Backend SWE interview questions

All Contributors

This repo contains technical questions (and answers) on several topics you might want to prepare for an interview for BE position.

Most of the questions comes from vietnakid. I wrote down the brief answers and add some new questions/topics.

The answers to those questions are based on my humble knowledge. If you find something that you want to improve or fix, please fire a PR, I would be more than happy.

TOPICS

NETWORKING

Answers here

  1. Read the concept of TCP in this wiki page and try to understand all the concepts of it (deeply):

    • How TCP open a connection? What does it need to open a connection?
      • Why there are 3 way handshakes but not 2 way?
      • What is syn, ack mean?
      • Why they have to send 2 "random" sequence numbers? The purpose of this sequence number?
      • What if the 3rd handshake fail? How the server can detect it and what does it do in this case?
    • How TCP handles the connection?
      • What happens if some bits are wrong due to connection errors? How to detect them and fix them?
      • How the timeout is handled? what if the timeout is expired?
      • What will happen if some "packet" is missing on the way?
      • How to detect the appropriate number of packets to send (speed of sending packet)?
    • How TCP close the connection?
      • What if the internet is dropped in the middle of the connection? Or in case one peer is crash?
    • How long you can keep a TCP connection alive?
  2. What are the differences between TCP and UDP? And in which case we use which?

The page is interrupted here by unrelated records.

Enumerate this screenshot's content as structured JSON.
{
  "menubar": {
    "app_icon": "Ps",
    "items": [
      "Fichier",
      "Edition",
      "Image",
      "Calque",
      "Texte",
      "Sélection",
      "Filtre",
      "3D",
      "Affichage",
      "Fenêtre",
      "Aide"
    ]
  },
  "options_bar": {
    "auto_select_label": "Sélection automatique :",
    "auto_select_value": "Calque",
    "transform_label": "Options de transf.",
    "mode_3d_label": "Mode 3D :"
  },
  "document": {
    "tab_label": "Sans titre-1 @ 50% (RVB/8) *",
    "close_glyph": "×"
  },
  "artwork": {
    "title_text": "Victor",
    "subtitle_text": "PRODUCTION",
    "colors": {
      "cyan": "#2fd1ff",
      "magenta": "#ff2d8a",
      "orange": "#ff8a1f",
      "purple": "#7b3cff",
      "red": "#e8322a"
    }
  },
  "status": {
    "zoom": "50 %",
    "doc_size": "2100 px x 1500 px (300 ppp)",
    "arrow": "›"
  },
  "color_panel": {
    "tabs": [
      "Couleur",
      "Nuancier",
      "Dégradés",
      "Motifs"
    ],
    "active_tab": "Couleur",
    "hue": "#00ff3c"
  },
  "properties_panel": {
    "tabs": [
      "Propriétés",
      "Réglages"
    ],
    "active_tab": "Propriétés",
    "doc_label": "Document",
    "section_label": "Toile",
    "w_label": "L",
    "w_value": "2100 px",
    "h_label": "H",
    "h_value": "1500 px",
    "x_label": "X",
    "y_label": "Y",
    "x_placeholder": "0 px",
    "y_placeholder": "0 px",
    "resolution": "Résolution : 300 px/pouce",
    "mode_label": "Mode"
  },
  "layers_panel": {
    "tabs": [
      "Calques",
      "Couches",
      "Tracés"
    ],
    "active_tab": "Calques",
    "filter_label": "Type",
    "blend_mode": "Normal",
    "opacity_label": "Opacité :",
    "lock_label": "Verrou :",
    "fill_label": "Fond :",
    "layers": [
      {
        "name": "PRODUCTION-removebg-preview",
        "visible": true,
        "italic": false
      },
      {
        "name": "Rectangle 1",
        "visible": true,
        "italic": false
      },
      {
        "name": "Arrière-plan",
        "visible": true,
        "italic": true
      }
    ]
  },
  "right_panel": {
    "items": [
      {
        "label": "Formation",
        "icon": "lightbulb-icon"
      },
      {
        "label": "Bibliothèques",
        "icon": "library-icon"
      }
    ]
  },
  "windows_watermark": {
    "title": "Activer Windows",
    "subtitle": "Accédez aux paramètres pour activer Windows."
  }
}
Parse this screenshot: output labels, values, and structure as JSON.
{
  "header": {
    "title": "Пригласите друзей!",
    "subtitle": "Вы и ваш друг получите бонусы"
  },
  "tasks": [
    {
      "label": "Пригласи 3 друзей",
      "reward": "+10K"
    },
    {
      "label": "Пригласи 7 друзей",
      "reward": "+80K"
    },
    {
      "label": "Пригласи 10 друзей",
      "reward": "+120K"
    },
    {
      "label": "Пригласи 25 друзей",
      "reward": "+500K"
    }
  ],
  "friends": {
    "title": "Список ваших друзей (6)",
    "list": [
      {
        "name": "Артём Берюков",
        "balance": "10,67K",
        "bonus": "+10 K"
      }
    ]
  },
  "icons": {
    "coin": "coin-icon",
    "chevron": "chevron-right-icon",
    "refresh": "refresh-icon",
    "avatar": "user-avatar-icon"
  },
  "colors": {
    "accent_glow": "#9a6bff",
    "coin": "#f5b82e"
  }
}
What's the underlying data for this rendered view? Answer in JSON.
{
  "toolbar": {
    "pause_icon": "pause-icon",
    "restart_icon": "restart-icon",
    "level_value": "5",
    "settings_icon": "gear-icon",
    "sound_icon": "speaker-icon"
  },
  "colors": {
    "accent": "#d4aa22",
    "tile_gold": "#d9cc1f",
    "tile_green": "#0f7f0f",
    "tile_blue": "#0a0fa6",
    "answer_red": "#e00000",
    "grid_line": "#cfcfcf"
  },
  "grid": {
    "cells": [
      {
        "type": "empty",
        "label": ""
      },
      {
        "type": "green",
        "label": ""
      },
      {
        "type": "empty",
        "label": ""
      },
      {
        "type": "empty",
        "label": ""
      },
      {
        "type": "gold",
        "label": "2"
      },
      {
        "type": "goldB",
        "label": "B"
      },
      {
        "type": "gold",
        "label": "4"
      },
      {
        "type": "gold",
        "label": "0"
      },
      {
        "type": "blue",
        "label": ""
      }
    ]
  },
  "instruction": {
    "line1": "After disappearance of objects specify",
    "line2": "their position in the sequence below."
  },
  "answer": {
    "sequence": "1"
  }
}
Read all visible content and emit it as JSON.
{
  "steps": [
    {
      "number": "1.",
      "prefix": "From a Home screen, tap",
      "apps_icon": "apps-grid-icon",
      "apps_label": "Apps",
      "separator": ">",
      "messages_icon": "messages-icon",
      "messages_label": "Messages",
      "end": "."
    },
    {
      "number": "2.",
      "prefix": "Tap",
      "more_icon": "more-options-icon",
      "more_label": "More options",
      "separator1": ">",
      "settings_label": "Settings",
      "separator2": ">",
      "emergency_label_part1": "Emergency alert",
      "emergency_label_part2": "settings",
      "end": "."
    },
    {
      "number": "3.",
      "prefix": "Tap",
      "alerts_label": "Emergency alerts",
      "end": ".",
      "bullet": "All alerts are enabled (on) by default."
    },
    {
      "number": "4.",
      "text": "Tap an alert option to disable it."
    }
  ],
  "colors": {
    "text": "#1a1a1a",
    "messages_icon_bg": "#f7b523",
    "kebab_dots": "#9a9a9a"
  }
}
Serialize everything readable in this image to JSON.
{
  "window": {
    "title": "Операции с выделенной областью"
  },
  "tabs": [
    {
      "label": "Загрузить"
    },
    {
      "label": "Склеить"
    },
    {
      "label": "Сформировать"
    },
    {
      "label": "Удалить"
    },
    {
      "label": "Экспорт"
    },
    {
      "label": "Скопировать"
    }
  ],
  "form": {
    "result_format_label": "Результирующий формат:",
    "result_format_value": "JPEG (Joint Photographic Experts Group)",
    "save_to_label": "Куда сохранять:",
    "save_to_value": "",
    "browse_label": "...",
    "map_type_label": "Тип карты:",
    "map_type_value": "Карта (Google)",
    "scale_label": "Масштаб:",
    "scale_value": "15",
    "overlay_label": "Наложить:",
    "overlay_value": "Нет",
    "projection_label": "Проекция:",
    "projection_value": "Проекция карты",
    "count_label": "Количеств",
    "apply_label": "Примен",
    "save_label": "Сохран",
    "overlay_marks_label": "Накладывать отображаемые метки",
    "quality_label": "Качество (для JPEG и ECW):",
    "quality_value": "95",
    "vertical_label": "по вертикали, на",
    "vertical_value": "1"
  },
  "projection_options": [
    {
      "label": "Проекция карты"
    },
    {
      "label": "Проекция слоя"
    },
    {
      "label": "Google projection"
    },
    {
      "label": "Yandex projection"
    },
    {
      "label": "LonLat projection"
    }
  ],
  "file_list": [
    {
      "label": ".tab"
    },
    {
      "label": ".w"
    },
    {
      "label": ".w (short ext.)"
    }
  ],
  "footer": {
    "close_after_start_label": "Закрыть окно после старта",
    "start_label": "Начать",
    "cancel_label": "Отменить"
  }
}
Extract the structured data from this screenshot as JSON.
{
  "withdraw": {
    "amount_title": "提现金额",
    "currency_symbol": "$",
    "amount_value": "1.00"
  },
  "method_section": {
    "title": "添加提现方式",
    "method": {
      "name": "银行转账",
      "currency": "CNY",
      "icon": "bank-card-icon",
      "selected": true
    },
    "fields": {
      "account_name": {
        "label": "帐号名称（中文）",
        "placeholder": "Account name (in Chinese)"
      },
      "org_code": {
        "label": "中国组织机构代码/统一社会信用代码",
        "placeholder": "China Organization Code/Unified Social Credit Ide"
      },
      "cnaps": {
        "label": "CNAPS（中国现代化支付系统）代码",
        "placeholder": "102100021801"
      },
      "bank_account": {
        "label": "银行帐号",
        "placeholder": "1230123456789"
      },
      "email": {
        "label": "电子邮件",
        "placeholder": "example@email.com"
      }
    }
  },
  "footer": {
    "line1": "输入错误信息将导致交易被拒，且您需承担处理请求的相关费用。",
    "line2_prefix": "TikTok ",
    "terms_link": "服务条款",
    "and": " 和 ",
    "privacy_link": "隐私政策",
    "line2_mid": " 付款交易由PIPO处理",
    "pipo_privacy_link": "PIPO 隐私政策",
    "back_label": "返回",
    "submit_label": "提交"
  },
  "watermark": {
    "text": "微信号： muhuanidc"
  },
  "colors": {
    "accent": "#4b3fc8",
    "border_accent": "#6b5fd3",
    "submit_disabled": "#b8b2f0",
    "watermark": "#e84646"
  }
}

  3. How Ping command works? What is TTL? How does TTL will be changed?

  4. How HTTP works?

    • Why did people say that HTTP is stateless? The reason they make it stateless?
    • Can we make a persistent HTTP connection? pros and cons of this way?
    • Why HTTP require cookie each time we send the request?
    • Can someone use your cookie and log in your Facebook account? How to migrate this?
    • What is HTTP session? How does authentication work in HTTP? What is JWT?
    • Which type of "data" HTTP can help us to get or push? (binary file? image? text file? video file? music file?)
    • REST/RESTful?
    • AJAX technique?
    • How HTTPS work?
    • Learn about some useful headers
  5. When you type "google.com" into your browser, that will happen when you type enter till everything is displayed on your screen?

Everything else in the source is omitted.